You will be a part of a team that is responsible for deploying, supporting, monitoring and troubleshooting large scale micro-service based distributed systems host in AWS and bare metal with high transaction volume; documenting the IT infrastructure, policies and procedures.
Responsibilities
As a Senior SRE/DevOps engineer you will focus on supporting our team and augment our existing development infrastructure by implementing the automations necessary to streamline our pipeline. Tooling includes Terraform, Kubernetes, ELK and AWS services.
Requirements
A minimum of 5 years experience deploying, monitoring and troubleshooting large scale distributed systems
Background in Linux administration
Scripting/programming knowledge of at least Unix shell scripting
Good networking understanding (TCP/IP, DNS, routing, firewalls, etc.)

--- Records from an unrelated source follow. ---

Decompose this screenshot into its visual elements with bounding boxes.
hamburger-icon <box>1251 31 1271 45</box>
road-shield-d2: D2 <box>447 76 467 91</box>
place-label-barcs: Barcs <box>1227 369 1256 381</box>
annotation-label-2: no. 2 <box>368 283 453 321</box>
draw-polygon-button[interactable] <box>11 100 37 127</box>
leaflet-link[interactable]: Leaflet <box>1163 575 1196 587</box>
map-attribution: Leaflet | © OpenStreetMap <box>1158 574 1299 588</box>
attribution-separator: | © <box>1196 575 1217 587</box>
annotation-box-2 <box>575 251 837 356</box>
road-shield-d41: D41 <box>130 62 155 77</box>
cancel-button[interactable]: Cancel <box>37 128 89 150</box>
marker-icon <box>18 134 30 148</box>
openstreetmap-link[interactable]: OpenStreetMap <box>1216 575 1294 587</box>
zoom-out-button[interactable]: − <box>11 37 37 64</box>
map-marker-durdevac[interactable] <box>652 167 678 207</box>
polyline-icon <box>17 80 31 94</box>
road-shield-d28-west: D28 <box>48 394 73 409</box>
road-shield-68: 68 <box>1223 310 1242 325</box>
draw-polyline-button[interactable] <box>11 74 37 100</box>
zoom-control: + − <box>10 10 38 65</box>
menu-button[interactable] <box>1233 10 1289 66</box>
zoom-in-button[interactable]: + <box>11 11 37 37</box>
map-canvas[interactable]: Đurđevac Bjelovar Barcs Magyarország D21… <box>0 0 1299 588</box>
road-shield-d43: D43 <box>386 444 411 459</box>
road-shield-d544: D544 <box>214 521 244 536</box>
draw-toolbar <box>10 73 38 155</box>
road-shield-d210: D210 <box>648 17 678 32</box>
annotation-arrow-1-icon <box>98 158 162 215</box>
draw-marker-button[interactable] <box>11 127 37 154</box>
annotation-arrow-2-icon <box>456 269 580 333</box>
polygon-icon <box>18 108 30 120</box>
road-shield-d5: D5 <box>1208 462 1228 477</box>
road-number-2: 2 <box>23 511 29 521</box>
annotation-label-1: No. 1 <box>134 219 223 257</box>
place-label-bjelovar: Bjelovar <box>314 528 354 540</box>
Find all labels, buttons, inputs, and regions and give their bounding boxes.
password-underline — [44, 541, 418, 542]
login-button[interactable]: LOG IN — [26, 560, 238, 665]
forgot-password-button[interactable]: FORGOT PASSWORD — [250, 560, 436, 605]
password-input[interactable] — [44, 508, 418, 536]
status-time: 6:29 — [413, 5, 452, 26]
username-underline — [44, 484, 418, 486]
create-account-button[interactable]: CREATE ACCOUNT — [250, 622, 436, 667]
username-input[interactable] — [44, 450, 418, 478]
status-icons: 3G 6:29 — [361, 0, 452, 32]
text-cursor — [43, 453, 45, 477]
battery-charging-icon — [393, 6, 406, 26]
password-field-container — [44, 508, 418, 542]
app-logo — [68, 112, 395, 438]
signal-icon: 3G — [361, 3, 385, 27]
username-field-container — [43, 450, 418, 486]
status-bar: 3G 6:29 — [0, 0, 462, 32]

Good understanding of technologies such as Apache, Nginx, Databases (relational and key-value), DNS servers, etc
Understanding of cloud-based infrastructure, such as AWS
Experience with systems for automating deployment, scaling and management of containerised applications, such as Kubernetes
Experience with Terraform for infrastructure
Quick to learn and fast to adapt to changing environments
Excellent communication and documentation skills
Excellent troubleshooting and creative problem-solving abilities
Excellent communication and organisational skills in English
Ideally, candidates will also have
Experience deploying and supporting multiple staging/dev environments
Experience maintaining continuous integration and delivery pipelines with tools such as Jenkins and Spinnaker
Experience implementing, operating and supporting open source tools for network and security monitoring and management on Linux/Unix platforms
Experience with Postgres
Experience with security in AWS